My strategy is to try to move forward with projects that involve members of each of the three groups mentioned above. The other day I spoke with the director of the secondary school in my town, and he seemed interested in a composting project and a tree nursery. Today I´m having a meeting with one of the teachers to talk about coordinating something. I also met with some of the members of the community bank that the last volunteer started. They are very interested in having my help getting started again. I also talked to one of the farmers who is also on the local citizen´s government council. I am going to one of their meetings this Friday.

So in week one, things are going well. I still have a lot to learn about how things work in my town economically, politically, and socially. And the process of gaining people´s trust is long. But as of week one I am very optimistic. Seeing this rainbow on my first afternoon in site seemed like a sign. (It was actually a complete arch, but I couldn´t capture the whole thing.)



Used to it - people commenting on whether I am more or less gorda than other people
Still don´t get it - ¿Why do so many Nicaraguans shower in their underwear?

Saturday, August 1, 2009

Cultural Whiplash

Being in the Peace Corps requires you to be able to fluidly handle rapid changes from one type of environment to another. They should probably include it as a requirement in the job description. I´m not just talking about the fact that during the rainy season you might at any moment be soaking wet when not minutes before you were slathering yourself with sunscreen for protection from Nicaragua´s brutal midday rays. Nor am I refering just to the reality that a volunteer, especially an Ag volunteer, should be prepared to walk through mud, over rocks, or across a field at virtually any moment, regardless of how he or she is dressed or what activity was planned for the day. No, the most difficult transitions are those that remind us of the differences between the way of life that most Americans are accustomed to and the way that the majority of Nicaraguans live.

This week was a case in point. Finally, after three long months of training, three months of language classes and technical trainings and living with a rural host family, we have made it to official volunteer status. (Hooray!) We spent the last half of this week in Managua in order to complete some final administrative tasks and to receive briefings from the US embassy to Nicaragua and from USAID. During this time we´ve been staying in a hotel, a really nice hotel, close to the Peace Corps office. We´ve been going to meetings in air-conditioned offices where everyone is dressed in business casual attire. Yesterday, our Swearing In ceremony took place in a really nice hotel. Afterwards we had a dinner at the home of one of the Country Directors for Peace Corps Nicaragua. She served us all kinds of foods I hadn´t expected to see for the next two years - goat cheese, spaghetti with meat sauce, olives, red wine. It was almost painful how much like America her house felt - despite the fact that her backyard was filled with tropical plants and surrounded by razor wire.

During this short trip, I seem to have developed a severe case of cultural whiplash.
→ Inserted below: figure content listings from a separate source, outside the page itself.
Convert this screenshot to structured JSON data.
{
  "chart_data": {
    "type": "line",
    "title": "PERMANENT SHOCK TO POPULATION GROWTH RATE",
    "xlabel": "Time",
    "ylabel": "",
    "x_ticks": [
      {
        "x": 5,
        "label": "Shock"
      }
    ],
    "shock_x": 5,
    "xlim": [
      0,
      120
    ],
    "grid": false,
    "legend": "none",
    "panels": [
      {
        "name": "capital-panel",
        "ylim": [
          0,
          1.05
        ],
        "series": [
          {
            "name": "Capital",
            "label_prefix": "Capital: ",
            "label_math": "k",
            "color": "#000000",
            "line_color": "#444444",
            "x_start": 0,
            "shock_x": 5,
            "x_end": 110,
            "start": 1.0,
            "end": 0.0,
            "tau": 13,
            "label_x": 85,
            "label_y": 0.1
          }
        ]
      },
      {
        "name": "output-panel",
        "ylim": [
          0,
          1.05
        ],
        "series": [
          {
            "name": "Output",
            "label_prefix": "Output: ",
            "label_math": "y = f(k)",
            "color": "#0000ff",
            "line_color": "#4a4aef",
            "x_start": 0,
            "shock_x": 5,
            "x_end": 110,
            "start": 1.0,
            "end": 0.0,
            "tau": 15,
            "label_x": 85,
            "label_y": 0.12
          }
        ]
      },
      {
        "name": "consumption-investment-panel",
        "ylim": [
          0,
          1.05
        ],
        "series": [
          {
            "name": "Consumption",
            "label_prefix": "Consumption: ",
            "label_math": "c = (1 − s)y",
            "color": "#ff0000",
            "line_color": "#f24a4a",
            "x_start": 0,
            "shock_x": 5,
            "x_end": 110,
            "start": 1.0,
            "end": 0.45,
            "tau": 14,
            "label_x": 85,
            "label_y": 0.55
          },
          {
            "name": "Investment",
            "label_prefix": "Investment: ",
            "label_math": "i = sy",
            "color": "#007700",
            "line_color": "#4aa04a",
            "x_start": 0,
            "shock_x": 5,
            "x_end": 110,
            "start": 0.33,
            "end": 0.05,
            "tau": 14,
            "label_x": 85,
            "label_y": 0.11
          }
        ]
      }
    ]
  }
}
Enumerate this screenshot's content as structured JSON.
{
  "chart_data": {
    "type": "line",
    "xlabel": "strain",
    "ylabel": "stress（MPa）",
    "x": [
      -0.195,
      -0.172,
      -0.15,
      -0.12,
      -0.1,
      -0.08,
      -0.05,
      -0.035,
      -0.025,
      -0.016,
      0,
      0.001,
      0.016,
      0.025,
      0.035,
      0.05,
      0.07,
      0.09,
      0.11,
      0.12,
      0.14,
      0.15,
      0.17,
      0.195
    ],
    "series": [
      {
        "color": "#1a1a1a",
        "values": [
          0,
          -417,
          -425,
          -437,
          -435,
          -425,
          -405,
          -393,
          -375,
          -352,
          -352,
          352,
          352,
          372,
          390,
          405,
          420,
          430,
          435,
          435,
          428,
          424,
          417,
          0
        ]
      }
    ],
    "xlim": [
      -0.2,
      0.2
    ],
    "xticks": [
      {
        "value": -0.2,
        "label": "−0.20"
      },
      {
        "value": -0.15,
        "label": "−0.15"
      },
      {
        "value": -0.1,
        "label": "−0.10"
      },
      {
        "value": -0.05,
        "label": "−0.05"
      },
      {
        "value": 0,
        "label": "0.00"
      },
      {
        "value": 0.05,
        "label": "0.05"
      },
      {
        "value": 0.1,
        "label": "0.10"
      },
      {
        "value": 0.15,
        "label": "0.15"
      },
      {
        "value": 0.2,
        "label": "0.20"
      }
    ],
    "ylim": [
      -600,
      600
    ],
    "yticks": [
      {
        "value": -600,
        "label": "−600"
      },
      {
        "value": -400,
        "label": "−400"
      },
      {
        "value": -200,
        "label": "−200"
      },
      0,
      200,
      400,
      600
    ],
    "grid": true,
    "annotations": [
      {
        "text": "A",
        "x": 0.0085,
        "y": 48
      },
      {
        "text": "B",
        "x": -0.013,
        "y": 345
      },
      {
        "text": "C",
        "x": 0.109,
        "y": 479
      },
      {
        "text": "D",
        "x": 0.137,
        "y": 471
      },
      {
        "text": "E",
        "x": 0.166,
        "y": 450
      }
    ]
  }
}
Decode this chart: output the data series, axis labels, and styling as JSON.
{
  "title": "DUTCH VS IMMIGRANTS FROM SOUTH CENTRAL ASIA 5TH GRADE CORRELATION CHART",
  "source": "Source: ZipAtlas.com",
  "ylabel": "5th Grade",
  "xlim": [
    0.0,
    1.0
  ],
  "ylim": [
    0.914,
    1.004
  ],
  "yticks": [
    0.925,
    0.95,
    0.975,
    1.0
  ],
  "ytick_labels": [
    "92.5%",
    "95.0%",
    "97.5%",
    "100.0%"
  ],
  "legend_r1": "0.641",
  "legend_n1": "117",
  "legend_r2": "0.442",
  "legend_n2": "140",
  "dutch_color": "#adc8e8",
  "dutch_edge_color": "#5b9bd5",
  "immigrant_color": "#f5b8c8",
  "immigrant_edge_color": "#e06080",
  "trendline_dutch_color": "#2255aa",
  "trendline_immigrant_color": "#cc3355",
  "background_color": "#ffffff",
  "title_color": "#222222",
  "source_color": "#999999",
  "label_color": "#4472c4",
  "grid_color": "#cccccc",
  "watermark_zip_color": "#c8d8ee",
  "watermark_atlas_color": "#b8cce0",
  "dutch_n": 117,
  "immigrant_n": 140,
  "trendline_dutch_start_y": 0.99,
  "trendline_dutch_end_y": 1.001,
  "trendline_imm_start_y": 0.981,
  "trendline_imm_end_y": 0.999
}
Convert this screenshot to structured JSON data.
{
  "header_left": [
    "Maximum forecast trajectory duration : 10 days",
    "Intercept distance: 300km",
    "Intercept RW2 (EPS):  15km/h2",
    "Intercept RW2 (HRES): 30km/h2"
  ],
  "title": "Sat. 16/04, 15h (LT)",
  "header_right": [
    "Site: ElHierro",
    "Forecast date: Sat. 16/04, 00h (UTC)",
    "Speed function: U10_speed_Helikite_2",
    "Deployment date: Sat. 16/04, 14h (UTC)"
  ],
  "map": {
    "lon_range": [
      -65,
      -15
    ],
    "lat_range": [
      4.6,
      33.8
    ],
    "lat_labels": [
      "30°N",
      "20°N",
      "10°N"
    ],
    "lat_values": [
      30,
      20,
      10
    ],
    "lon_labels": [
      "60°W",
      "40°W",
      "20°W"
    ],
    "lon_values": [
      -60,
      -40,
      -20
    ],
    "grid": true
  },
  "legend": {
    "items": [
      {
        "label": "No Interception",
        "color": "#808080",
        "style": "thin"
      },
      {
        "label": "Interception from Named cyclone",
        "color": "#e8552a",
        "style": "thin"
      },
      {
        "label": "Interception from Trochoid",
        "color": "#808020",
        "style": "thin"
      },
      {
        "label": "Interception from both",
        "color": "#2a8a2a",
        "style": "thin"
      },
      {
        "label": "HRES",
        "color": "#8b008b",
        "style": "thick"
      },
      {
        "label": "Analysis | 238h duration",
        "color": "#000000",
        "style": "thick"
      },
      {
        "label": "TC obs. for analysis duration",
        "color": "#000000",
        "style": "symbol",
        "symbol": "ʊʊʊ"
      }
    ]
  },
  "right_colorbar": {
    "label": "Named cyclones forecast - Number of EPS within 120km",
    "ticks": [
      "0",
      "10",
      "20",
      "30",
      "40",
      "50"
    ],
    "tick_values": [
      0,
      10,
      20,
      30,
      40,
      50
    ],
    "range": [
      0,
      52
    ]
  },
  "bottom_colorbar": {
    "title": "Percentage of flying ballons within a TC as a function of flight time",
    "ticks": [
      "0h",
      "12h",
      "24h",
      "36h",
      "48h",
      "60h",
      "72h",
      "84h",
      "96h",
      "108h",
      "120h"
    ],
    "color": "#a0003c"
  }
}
I´d just started to adjust to living in a house whose kitchen has no floor, rarely seeing a flushing toilet, and eating rice and beans three times a day when I was whisked away to a posh B and B with hot showers and a swimming pool. Three nights ago I was sleeping under a mosquito net and praying I wouldn´t have to get up to use the latrine in the middle of the night. Last night I was drinking rum and cokes by the pool and eating Pizza Hut and sushi (delivered to the hotel, free of charge).

This morning I´m enjoying a few more minutes of free wireless internet before I go to eat an American-style breakfast and then head out for my site. I feel very ready to do this job - or at least I did until they teased me with air conditioning and cable TV - but I´m expecting to have to decompress for a while once I get to my site. It´s not the campo lifestyle that´s the hard part - it´s the back and forthing that really gets me out of whack.